Dosya içeriği ve toplanan delillerden; kayden tarafların ortak miras bırakanları S.’ya ait olan 503 ada, 28 parsel sayılı taşınmazın 4 pay kabul edilerek 1 payı S.üzerinde bırakılmak suretiyle 1 payın 30.04.1985 tarihinde satış suretiyle G.’a ve her birine birer pay olmak üzere iki payın da davalılar G. ve Y.’e bağış yoluyla intikal ettirdiğini, S.’nın yapmış olduğu temliklerin mirastan mal kaçırmak amacıyla gerçekleştirildiğini ileri sürerek eldeki davayı açtığı ve mahkemece iddianın sübut bulmadığı gerekçesiyle davanın reddine karar verildiği anlaşılmaktadır.
Gerçekten de; miras bırakan S.’nın, G.’a satış suretiyle yaptığı temliklerin mirasçıdan mal kaçırma amaçlı ve muvazaalı olmadığı saptanmak suretiyle bu paya ilişkin davanın reddine karar verilmiş olmasında bir isabetsizlik bulunmamaktadır. Bu yöne ilişkin davacının tüm temyiz itirazları yerinde değildir.
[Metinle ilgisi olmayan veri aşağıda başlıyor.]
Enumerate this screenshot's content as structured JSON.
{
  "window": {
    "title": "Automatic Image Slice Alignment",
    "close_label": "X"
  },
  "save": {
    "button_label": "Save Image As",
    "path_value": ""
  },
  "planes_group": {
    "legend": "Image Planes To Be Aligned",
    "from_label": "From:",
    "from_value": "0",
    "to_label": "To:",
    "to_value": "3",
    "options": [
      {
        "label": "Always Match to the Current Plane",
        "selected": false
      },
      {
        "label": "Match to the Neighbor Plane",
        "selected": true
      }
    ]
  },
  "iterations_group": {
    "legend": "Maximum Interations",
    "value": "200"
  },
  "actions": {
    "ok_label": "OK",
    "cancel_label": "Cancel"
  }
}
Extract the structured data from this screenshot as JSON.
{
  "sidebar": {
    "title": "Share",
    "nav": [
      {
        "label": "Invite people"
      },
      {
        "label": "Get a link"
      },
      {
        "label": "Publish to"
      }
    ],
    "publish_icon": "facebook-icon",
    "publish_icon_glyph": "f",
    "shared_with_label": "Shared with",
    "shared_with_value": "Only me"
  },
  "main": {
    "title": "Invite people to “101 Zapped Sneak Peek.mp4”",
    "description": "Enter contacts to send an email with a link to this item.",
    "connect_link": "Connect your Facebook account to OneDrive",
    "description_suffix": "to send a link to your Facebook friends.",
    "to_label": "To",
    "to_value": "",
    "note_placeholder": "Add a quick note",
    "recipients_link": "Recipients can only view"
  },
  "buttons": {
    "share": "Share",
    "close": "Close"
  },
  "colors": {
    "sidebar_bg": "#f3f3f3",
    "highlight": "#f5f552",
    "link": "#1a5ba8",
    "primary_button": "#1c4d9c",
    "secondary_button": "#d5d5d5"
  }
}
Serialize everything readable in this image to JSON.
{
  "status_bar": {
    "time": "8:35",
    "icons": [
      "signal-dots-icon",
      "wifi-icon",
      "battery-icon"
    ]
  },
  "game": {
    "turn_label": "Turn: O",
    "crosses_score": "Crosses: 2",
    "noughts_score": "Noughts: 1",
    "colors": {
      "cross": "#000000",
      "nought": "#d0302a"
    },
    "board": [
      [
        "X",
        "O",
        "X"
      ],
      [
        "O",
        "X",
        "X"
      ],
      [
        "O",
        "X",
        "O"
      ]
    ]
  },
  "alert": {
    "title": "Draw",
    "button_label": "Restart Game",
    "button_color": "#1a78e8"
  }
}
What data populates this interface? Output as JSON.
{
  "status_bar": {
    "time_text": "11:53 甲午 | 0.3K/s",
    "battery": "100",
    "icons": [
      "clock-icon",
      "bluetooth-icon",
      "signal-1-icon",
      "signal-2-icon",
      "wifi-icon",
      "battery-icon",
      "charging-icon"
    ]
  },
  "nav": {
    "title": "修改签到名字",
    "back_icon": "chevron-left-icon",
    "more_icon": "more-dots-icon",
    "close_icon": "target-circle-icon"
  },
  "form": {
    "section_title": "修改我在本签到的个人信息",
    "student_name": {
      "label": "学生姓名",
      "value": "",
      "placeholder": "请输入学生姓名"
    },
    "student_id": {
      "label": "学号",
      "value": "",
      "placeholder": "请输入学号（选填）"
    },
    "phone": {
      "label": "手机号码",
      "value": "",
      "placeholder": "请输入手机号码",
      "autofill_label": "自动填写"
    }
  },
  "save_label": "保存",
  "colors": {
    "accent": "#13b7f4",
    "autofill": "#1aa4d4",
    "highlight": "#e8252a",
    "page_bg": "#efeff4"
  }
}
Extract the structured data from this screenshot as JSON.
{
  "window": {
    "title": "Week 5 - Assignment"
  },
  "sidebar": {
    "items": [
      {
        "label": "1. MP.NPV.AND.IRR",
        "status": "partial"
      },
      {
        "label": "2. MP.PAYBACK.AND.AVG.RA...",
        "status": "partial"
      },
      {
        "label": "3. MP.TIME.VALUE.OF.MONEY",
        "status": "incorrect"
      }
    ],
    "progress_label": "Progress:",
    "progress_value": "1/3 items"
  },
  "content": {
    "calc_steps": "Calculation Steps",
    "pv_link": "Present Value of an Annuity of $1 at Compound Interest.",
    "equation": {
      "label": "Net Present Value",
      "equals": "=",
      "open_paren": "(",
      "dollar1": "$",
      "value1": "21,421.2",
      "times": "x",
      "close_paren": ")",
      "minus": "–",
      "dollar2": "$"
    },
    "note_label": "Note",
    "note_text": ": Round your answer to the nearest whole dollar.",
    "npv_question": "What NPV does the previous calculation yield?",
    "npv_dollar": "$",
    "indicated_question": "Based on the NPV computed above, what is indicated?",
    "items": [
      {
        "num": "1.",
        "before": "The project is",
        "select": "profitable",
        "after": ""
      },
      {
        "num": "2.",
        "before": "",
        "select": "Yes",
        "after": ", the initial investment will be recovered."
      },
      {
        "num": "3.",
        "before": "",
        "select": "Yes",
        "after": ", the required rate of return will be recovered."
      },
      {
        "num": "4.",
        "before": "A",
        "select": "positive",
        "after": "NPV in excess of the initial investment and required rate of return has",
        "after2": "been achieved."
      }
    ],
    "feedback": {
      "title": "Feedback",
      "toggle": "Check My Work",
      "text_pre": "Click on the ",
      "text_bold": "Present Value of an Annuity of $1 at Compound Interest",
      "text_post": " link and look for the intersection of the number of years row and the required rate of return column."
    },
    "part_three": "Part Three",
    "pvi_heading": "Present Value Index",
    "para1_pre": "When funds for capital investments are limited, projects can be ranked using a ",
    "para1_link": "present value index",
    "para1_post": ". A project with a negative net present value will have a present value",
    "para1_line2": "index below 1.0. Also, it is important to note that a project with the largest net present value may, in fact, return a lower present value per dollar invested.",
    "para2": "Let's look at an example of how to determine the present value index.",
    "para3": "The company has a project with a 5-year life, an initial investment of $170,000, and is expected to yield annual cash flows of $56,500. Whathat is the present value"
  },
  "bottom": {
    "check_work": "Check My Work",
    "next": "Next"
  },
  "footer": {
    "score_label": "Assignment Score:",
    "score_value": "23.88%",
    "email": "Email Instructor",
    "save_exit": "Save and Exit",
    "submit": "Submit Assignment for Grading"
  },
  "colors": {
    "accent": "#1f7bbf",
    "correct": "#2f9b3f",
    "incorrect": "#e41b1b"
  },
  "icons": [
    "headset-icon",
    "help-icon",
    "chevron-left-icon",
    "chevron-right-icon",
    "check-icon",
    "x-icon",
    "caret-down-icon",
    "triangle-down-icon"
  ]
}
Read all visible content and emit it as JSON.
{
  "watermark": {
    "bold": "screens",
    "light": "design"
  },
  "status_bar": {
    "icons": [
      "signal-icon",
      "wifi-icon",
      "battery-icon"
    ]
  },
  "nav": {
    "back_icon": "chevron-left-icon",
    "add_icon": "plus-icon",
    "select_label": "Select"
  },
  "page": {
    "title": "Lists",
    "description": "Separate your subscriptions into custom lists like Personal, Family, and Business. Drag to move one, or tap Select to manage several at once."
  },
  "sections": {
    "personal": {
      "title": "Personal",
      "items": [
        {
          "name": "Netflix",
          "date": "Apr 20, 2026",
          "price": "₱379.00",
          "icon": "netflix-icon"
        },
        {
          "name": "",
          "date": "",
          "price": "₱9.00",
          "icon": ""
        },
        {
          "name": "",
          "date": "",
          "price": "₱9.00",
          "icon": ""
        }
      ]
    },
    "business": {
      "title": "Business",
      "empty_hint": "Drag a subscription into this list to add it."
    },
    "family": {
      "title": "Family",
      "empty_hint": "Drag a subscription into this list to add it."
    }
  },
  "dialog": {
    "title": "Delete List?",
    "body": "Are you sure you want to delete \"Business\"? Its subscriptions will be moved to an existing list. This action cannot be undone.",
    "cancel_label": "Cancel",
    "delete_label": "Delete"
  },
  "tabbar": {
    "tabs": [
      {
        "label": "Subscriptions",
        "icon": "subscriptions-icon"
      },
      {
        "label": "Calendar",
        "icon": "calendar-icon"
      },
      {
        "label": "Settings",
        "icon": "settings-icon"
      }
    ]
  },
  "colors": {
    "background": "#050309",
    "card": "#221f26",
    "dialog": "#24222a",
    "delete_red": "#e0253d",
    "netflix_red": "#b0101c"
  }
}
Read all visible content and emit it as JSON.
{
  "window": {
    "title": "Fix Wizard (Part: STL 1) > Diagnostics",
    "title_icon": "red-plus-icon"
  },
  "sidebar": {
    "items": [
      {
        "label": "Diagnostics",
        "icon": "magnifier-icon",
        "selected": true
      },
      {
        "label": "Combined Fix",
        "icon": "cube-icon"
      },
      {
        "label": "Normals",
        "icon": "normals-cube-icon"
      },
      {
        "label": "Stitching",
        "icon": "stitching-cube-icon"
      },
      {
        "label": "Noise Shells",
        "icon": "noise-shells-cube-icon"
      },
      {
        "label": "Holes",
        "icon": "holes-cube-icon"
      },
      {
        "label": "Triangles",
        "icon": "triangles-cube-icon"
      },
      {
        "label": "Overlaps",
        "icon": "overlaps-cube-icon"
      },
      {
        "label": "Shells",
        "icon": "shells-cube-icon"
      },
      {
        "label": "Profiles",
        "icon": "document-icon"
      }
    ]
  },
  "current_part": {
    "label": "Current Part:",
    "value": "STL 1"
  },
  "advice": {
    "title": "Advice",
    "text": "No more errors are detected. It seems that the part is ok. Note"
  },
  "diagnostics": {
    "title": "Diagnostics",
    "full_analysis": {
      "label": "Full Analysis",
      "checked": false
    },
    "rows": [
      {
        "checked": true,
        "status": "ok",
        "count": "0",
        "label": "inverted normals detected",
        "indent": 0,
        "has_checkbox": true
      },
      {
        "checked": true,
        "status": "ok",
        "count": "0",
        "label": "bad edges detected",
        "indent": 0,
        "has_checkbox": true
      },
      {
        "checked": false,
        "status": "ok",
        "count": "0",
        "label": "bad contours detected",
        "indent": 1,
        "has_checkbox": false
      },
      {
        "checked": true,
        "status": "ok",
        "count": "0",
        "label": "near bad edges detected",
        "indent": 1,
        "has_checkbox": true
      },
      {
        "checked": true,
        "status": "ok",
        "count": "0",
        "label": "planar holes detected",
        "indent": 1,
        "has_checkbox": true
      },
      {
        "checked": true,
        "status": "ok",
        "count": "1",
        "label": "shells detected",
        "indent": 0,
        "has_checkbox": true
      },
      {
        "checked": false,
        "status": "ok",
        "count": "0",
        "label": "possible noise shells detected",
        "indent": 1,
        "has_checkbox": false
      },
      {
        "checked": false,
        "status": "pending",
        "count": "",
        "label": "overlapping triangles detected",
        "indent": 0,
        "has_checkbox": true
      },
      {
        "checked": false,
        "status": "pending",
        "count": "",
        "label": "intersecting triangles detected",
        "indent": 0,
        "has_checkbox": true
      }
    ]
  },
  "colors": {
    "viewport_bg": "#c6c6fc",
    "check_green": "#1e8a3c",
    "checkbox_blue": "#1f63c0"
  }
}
Reddine,
Ancak, davacı muris muvazaası hukuksal nedeni yanında tenkis nedenine de dayanarak istekte bulunmuştur.
Hemen belirtmelidir ki; G. ve Y.’e yapılan temlikler satış olmayıp bağıştır. Her ne kadar bu türlü temliklerde 01.04.1974 tarih, ½ sayılı İçtihadı Birleştirme Kararının uygulama yeri bulunmamakta ise de koşullarının gerçekleşmesi halinde T.M.K.’nun 560 ila 571. maddesi arasında öngörülen tenkis davasına konu olacağında kuşku yoktur.
Ne varki; G.ve Y.’e bağış suretiyle yapılan temlikler bakımından tenkis hükümleri yönünden mahkemece araştırma yapılmış değildir.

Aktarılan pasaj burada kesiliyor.